O desabafo do professor
Chama atenção, na Folha de S.Paulo desta quarta-feira, dia 18, o artigo do economista Luiz Carlos Bresser Pereira, no qual o ex-ministro dos governos Sarney e Fernando Henrique Cardoso anuncia sua decisão de abandonar a vida partidária.
Não há como deixar de relacionar seu desabafo a uma sucessão de acontecimentos recentes, entre eles o lançamento do PSD, partido com o qual o prefeito paulistano, Gilberto Kassab, sonha transformar em papel principal a oportunidade que lhe deram como protagonista secundário da política provinciana.
Também não se pode desviar o conteúdo do artigo das disputas internas no PSDB ou mesmo da estranha acomodação nas relações entre a oposição e o governo.
O ex-ministro Bresser Pereira, que é professor emérito da Fundação Getulio Vargas, declara seu desapontamento com os caminhos do partido que ajudou a criar, o PSDB, do qual foi figura proeminente.
Lembra o compromisso dos fundadores, de levantar uma agremiação de centro-esquerda, com projeto de desenvolvimento baseado no nacionalismo econômico.
Relata ainda que tentou, em 1993, aproximar o PSDB do PT, junto com o empresário Oded Grajew, para formar uma aliança progressista, mas não encontrou espaço nos dois partidos para essa proposta.

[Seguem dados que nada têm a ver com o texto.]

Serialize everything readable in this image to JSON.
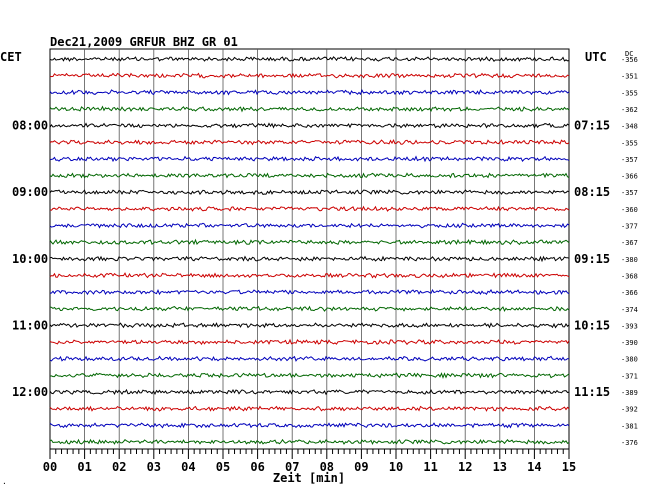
{
  "chart_data": {
    "type": "line",
    "title": "Dec21,2009   GRFUR BHZ GR 01",
    "xlabel": "Zeit [min]",
    "x_ticks": [
      "00",
      "01",
      "02",
      "03",
      "04",
      "05",
      "06",
      "07",
      "08",
      "09",
      "10",
      "11",
      "12",
      "13",
      "14",
      "15"
    ],
    "xlim": [
      0,
      15
    ],
    "left_axis_label": "CET",
    "right_axis_label": "UTC",
    "offset_header": "DC",
    "grid": true,
    "left_hour_labels": [
      "08:00",
      "09:00",
      "10:00",
      "11:00",
      "12:00"
    ],
    "right_hour_labels": [
      "07:15",
      "08:15",
      "09:15",
      "10:15",
      "11:15"
    ],
    "hour_label_rows": [
      4,
      8,
      12,
      16,
      20
    ],
    "trace_colors": [
      "#000000",
      "#cc0000",
      "#0000bb",
      "#006600"
    ],
    "trace_offsets": [
      -356,
      -351,
      -355,
      -362,
      -348,
      -355,
      -357,
      -366,
      -357,
      -360,
      -377,
      -367,
      -380,
      -368,
      -366,
      -374,
      -393,
      -390,
      -380,
      -371,
      -389,
      -392,
      -381,
      -376
    ],
    "corner_mark": "."
  }
}
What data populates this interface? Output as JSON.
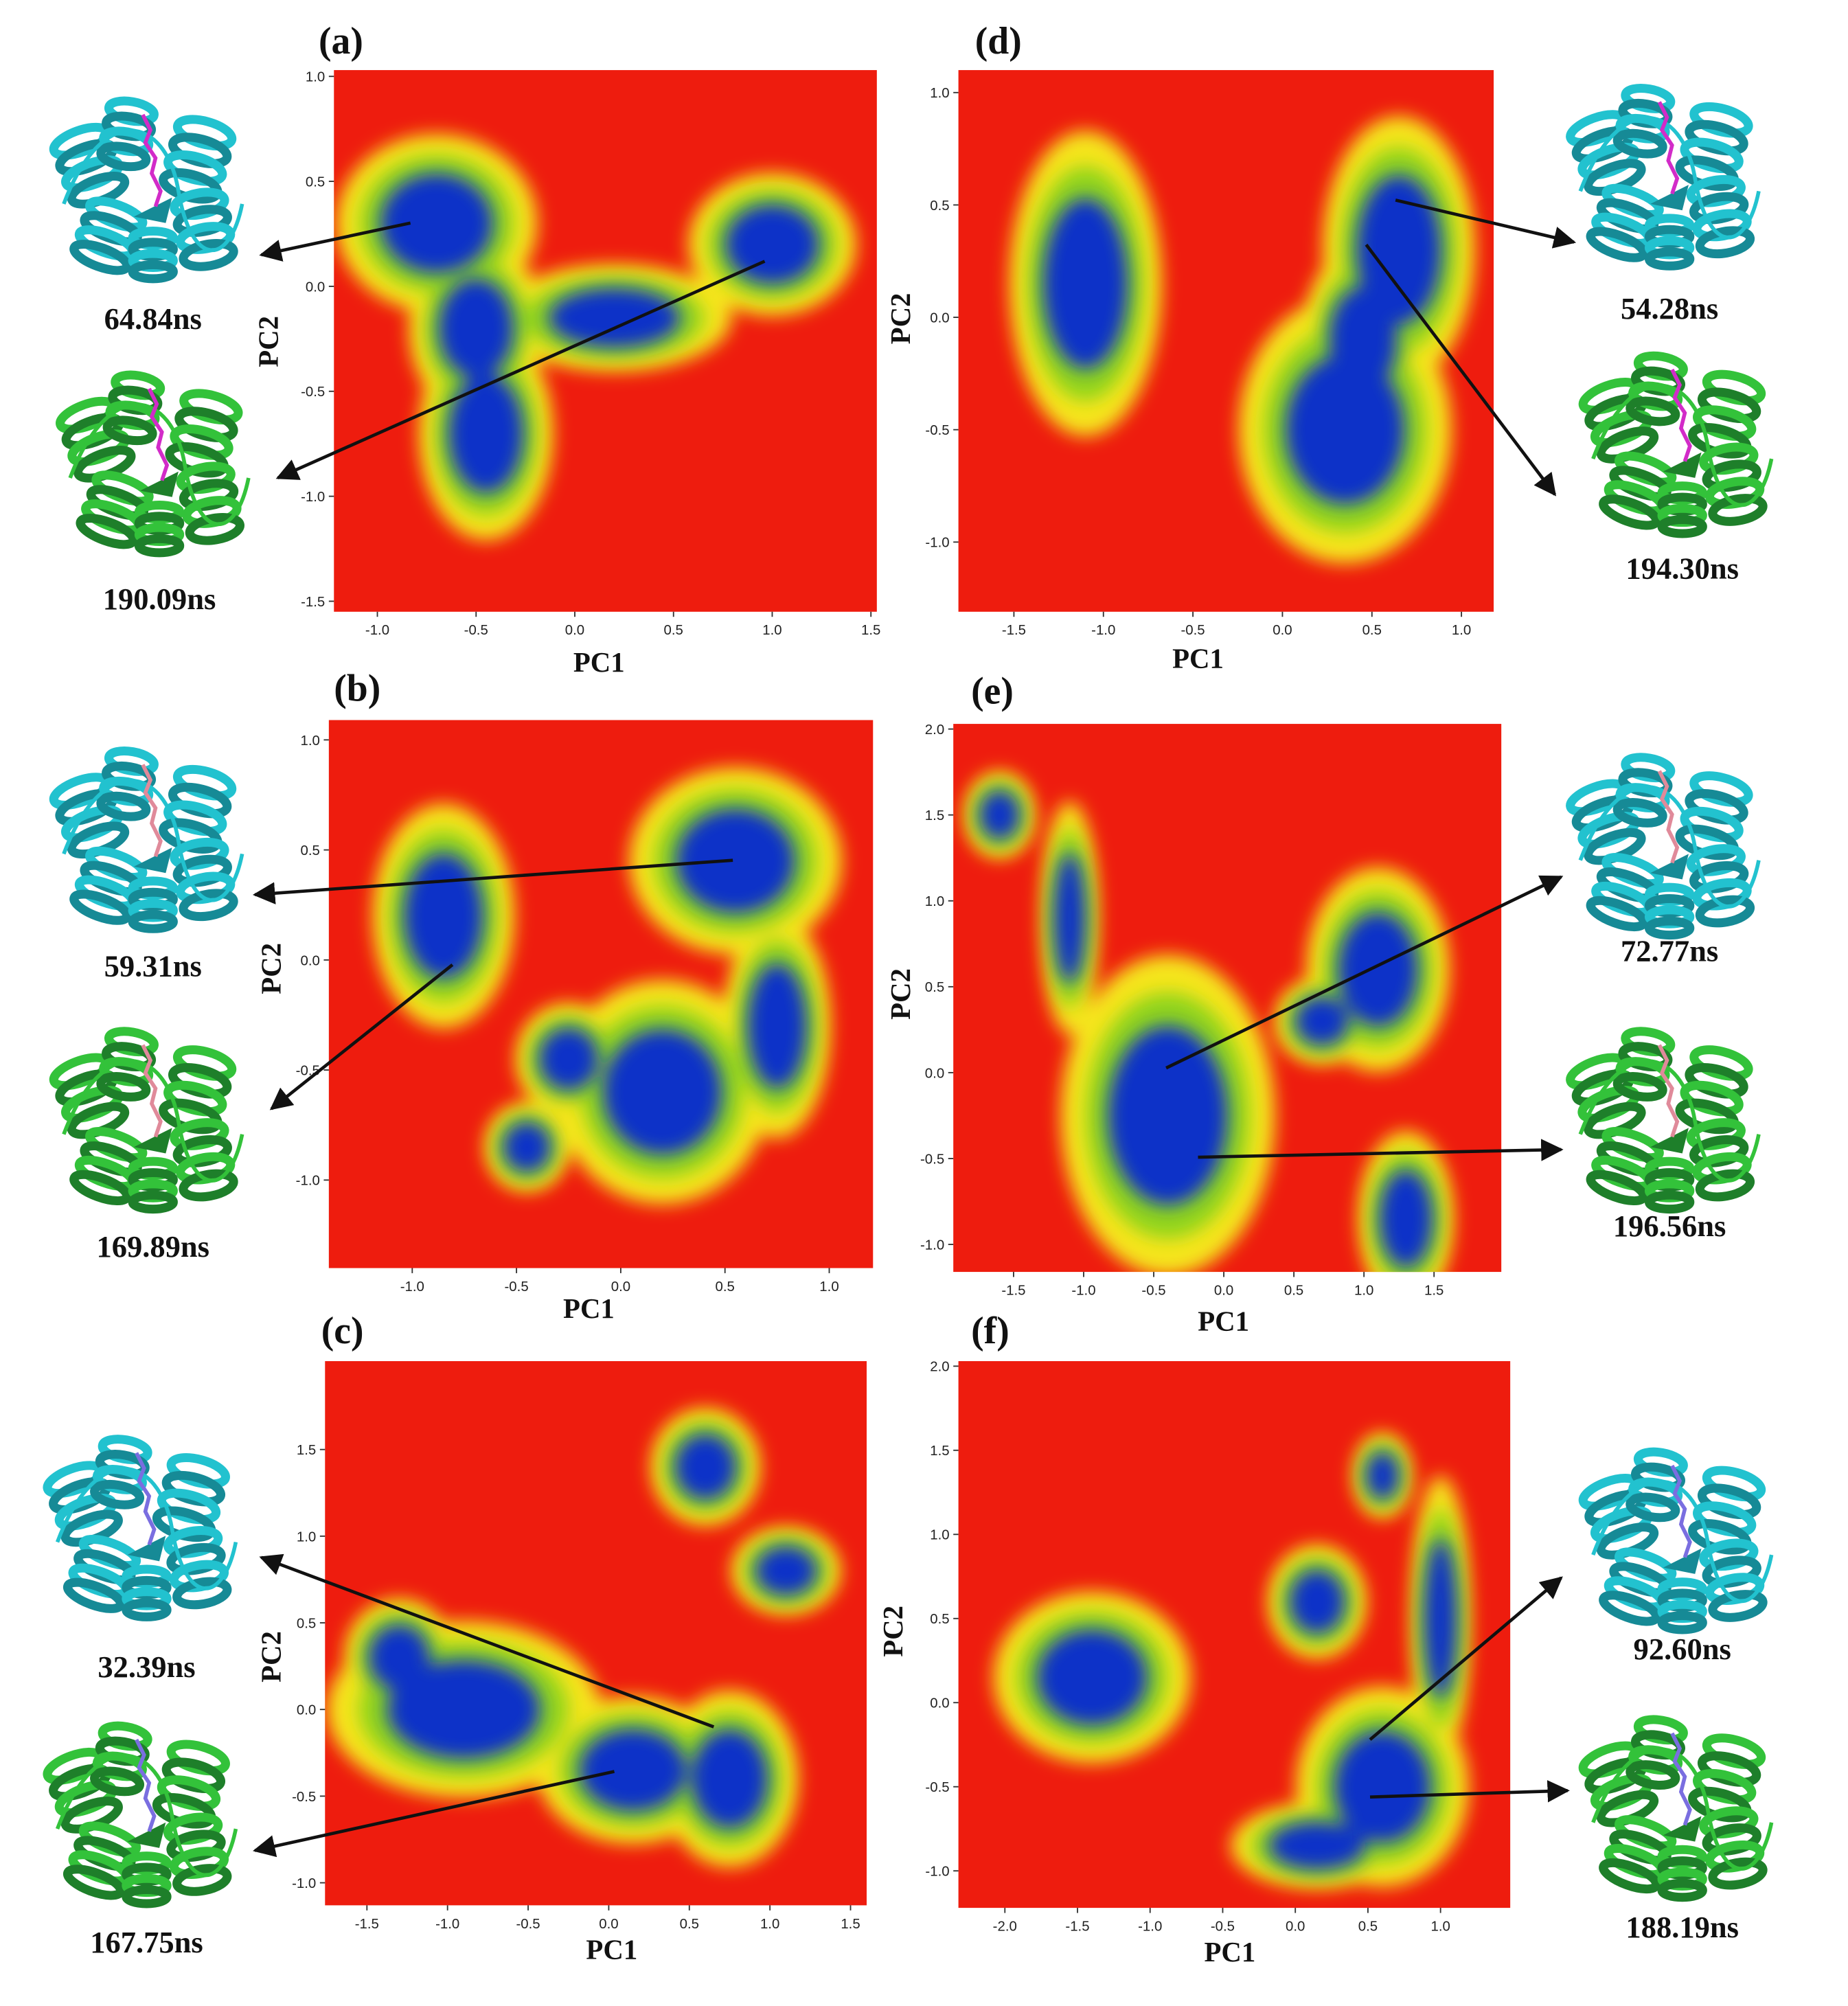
{
  "chart_data": [
    {
      "type": "density",
      "panel": "(a)",
      "xlabel": "PC1",
      "ylabel": "PC2",
      "xlim": [
        -1.22,
        1.53
      ],
      "ylim": [
        -1.55,
        1.03
      ],
      "xticks": [
        {
          "value": -1,
          "label": "-1.0"
        },
        -0.5,
        {
          "value": 0,
          "label": "0.0"
        },
        0.5,
        {
          "value": 1,
          "label": "1.0"
        },
        1.5
      ],
      "yticks": [
        -1.5,
        {
          "value": -1,
          "label": "-1.0"
        },
        -0.5,
        {
          "value": 0,
          "label": "0.0"
        },
        0.5,
        {
          "value": 1,
          "label": "1.0"
        }
      ],
      "basins": [
        {
          "x": -0.7,
          "y": 0.3,
          "rx": 0.3,
          "ry": 0.25
        },
        {
          "x": -0.5,
          "y": -0.2,
          "rx": 0.2,
          "ry": 0.25
        },
        {
          "x": -0.45,
          "y": -0.7,
          "rx": 0.2,
          "ry": 0.3
        },
        {
          "x": 0.2,
          "y": -0.15,
          "rx": 0.35,
          "ry": 0.15
        },
        {
          "x": 1.0,
          "y": 0.2,
          "rx": 0.25,
          "ry": 0.2
        }
      ],
      "snapshots": [
        "64.84ns",
        "190.09ns"
      ]
    },
    {
      "type": "density",
      "panel": "(b)",
      "xlabel": "PC1",
      "ylabel": "PC2",
      "xlim": [
        -1.4,
        1.21
      ],
      "ylim": [
        -1.4,
        1.09
      ],
      "xticks": [
        {
          "value": -1,
          "label": "-1.0"
        },
        -0.5,
        {
          "value": 0,
          "label": "0.0"
        },
        0.5,
        {
          "value": 1,
          "label": "1.0"
        }
      ],
      "yticks": [
        {
          "value": -1,
          "label": "-1.0"
        },
        -0.5,
        {
          "value": 0,
          "label": "0.0"
        },
        0.5,
        {
          "value": 1,
          "label": "1.0"
        }
      ],
      "basins": [
        {
          "x": -0.85,
          "y": 0.2,
          "rx": 0.2,
          "ry": 0.3
        },
        {
          "x": 0.55,
          "y": 0.45,
          "rx": 0.3,
          "ry": 0.25
        },
        {
          "x": -0.25,
          "y": -0.45,
          "rx": 0.15,
          "ry": 0.15
        },
        {
          "x": -0.45,
          "y": -0.85,
          "rx": 0.12,
          "ry": 0.12
        },
        {
          "x": 0.75,
          "y": -0.3,
          "rx": 0.15,
          "ry": 0.3
        },
        {
          "x": 0.2,
          "y": -0.6,
          "rx": 0.3,
          "ry": 0.3
        }
      ],
      "snapshots": [
        "59.31ns",
        "169.89ns"
      ]
    },
    {
      "type": "density",
      "panel": "(c)",
      "xlabel": "PC1",
      "ylabel": "PC2",
      "xlim": [
        -1.76,
        1.6
      ],
      "ylim": [
        -1.13,
        2.01
      ],
      "xticks": [
        -1.5,
        {
          "value": -1,
          "label": "-1.0"
        },
        -0.5,
        {
          "value": 0,
          "label": "0.0"
        },
        0.5,
        {
          "value": 1,
          "label": "1.0"
        },
        1.5
      ],
      "yticks": [
        {
          "value": -1,
          "label": "-1.0"
        },
        -0.5,
        {
          "value": 0,
          "label": "0.0"
        },
        0.5,
        {
          "value": 1,
          "label": "1.0"
        },
        1.5
      ],
      "basins": [
        {
          "x": -0.9,
          "y": 0.0,
          "rx": 0.5,
          "ry": 0.3
        },
        {
          "x": -1.3,
          "y": 0.3,
          "rx": 0.2,
          "ry": 0.2
        },
        {
          "x": 0.15,
          "y": -0.35,
          "rx": 0.35,
          "ry": 0.25
        },
        {
          "x": 0.75,
          "y": -0.4,
          "rx": 0.25,
          "ry": 0.3
        },
        {
          "x": 0.6,
          "y": 1.4,
          "rx": 0.2,
          "ry": 0.2
        },
        {
          "x": 1.1,
          "y": 0.8,
          "rx": 0.2,
          "ry": 0.15
        }
      ],
      "snapshots": [
        "32.39ns",
        "167.75ns"
      ]
    },
    {
      "type": "density",
      "panel": "(d)",
      "xlabel": "PC1",
      "ylabel": "PC2",
      "xlim": [
        -1.81,
        1.18
      ],
      "ylim": [
        -1.31,
        1.1
      ],
      "xticks": [
        -1.5,
        {
          "value": -1,
          "label": "-1.0"
        },
        -0.5,
        {
          "value": 0,
          "label": "0.0"
        },
        0.5,
        {
          "value": 1,
          "label": "1.0"
        }
      ],
      "yticks": [
        {
          "value": -1,
          "label": "-1.0"
        },
        -0.5,
        {
          "value": 0,
          "label": "0.0"
        },
        0.5,
        {
          "value": 1,
          "label": "1.0"
        }
      ],
      "basins": [
        {
          "x": -1.1,
          "y": 0.15,
          "rx": 0.25,
          "ry": 0.4
        },
        {
          "x": 0.65,
          "y": 0.3,
          "rx": 0.25,
          "ry": 0.35
        },
        {
          "x": 0.45,
          "y": -0.1,
          "rx": 0.2,
          "ry": 0.25
        },
        {
          "x": 0.35,
          "y": -0.5,
          "rx": 0.35,
          "ry": 0.35
        }
      ],
      "snapshots": [
        "54.28ns",
        "194.30ns"
      ]
    },
    {
      "type": "density",
      "panel": "(e)",
      "xlabel": "PC1",
      "ylabel": "PC2",
      "xlim": [
        -1.93,
        1.98
      ],
      "ylim": [
        -1.16,
        2.03
      ],
      "xticks": [
        -1.5,
        {
          "value": -1,
          "label": "-1.0"
        },
        -0.5,
        {
          "value": 0,
          "label": "0.0"
        },
        0.5,
        {
          "value": 1,
          "label": "1.0"
        },
        1.5
      ],
      "yticks": [
        {
          "value": -1,
          "label": "-1.0"
        },
        -0.5,
        {
          "value": 0,
          "label": "0.0"
        },
        0.5,
        {
          "value": 1,
          "label": "1.0"
        },
        1.5,
        {
          "value": 2,
          "label": "2.0"
        }
      ],
      "basins": [
        {
          "x": -0.4,
          "y": -0.25,
          "rx": 0.45,
          "ry": 0.55
        },
        {
          "x": -1.6,
          "y": 1.5,
          "rx": 0.15,
          "ry": 0.15
        },
        {
          "x": -1.1,
          "y": 0.9,
          "rx": 0.12,
          "ry": 0.4
        },
        {
          "x": 1.1,
          "y": 0.6,
          "rx": 0.3,
          "ry": 0.35
        },
        {
          "x": 0.7,
          "y": 0.3,
          "rx": 0.2,
          "ry": 0.15
        },
        {
          "x": 1.3,
          "y": -0.85,
          "rx": 0.2,
          "ry": 0.3
        }
      ],
      "snapshots": [
        "72.77ns",
        "196.56ns"
      ]
    },
    {
      "type": "density",
      "panel": "(f)",
      "xlabel": "PC1",
      "ylabel": "PC2",
      "xlim": [
        -2.32,
        1.48
      ],
      "ylim": [
        -1.22,
        2.03
      ],
      "xticks": [
        {
          "value": -2,
          "label": "-2.0"
        },
        -1.5,
        {
          "value": -1,
          "label": "-1.0"
        },
        -0.5,
        {
          "value": 0,
          "label": "0.0"
        },
        0.5,
        {
          "value": 1,
          "label": "1.0"
        }
      ],
      "yticks": [
        {
          "value": -1,
          "label": "-1.0"
        },
        -0.5,
        {
          "value": 0,
          "label": "0.0"
        },
        0.5,
        {
          "value": 1,
          "label": "1.0"
        },
        1.5,
        {
          "value": 2,
          "label": "2.0"
        }
      ],
      "basins": [
        {
          "x": -1.4,
          "y": 0.15,
          "rx": 0.4,
          "ry": 0.3
        },
        {
          "x": 0.6,
          "y": -0.5,
          "rx": 0.35,
          "ry": 0.35
        },
        {
          "x": 0.15,
          "y": -0.85,
          "rx": 0.35,
          "ry": 0.15
        },
        {
          "x": 0.15,
          "y": 0.6,
          "rx": 0.2,
          "ry": 0.2
        },
        {
          "x": 0.6,
          "y": 1.35,
          "rx": 0.12,
          "ry": 0.15
        },
        {
          "x": 1.0,
          "y": 0.5,
          "rx": 0.12,
          "ry": 0.5
        }
      ],
      "snapshots": [
        "92.60ns",
        "188.19ns"
      ]
    }
  ]
}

Ele não afirma, mas os dois principais obstáculos ao seu intento têm o mesmo nome: ambos chamam-se José.
Bresser também declara que tentou, em 2002, convencer o PSDB a adotar uma política de crescimento com estabilidade, mas sua proposta não chegou a ser discutida.
Viu, então, segundo afirma, o projeto social-democrata ser assumido pelo PT.
Enquanto isso, observa, o PSDB, criado como um compromisso de centro-esquerda, acabou sendo empurrado para a direita.
O ex-ministro reafirma sua convicção de que o principal dever do governo é defender o trabalhador, o capital e o conhecimento nacionais.
Mas, na sua opinião, o nacionalismo econômico foi abandonado “no quadro da hegemonia neoliberal”.
A decepção de Luiz Carlos Bresser Pereira com a política é a de muitos brasileiros. Enquanto isso, a legenda de aluguel criada por Kassab segue multiplicando correligionários.
Um debate parcial
Enquanto isso, no Estadão, quase toda a editoria de Política é dedicada a discutir o patrimônio do ministro da Casa Civil, Antonio Palocci, revelado pela Folha de S.Paulo.
O ponto de partida para os comentários selecionados pelo jornal é a revelação de que cinco ministros do atual governo são sócios ou proprietários de empresas de consultoria.
O debate se torna mais espesso na Folha, onde se destaca a declaração do ministro da Casa Civil segundo a qual “ex-ministro vale muito no mercado”.
Faz falta, nos jornais, uma curiosidade: quantos ministros de governos anteriores, quantos secretários estaduais, podem ser identificados na mesma condição?
Trata-se de um tema sempre disponível para a imprensa, mas que nunca havia sido explorado dessa forma anteriormente.
Na verdade, segundo o Estado de S.Paulo, o Código de Conduta da Administração Federal não proibe explicitamente autoridades de manterem vínculos com empresas privadas enquanto ocupam o cargo público.
Mas trata-se claramente de um conflito de interesses a coexistência entre altas funções no governo e a relação com uma empresa de consultoria.
Essa teria sido a razão, segundo o jornal paulista, pela qual Palocci foi aconselhado a mudar a natureza de sua empresa.
No meio das declarações coletadas pelos jornais, destaque para a afirmação do ministro reproduzida pela Folha: personagens de destaque de governos anteriores também mantiveram consultorias e outros negócios e foram beneficiados por suas relações privilegiadas.
São citados Mailson da Nóbrega, que da carreira de burocrata no Banco do Brasil foi transformado em ministro do governo Sarney e daí saltou para a posição de consultor econômico, com amplo espaço na imprensa e Pedro Malan, que foi ministro da Fazenda no governo Fernando Henrique.
Também são lembrados ex-presidentes do Banco Central e do BNDES, como Pérsio Arida e André Lara Resende, que se tornaram banqueiros depois de passarem pelo poder público.
O leitor atento deve estranhar por que o caso Palocci parece meio contido na imprensa e por que personalidades da oposição, como José Serra e Aécio Neves, têm sido brandos em suas manifestações a respeito do assunto.
Talvez a imprensa devesse fazer um amplo levantamento, para colocar em debate uma regulamentação mais rigorosa, que evite a mistura entre funções públicas e interesses privados.
Já que nem todos querem ou podem se locupletar, que se instaure a moralidade.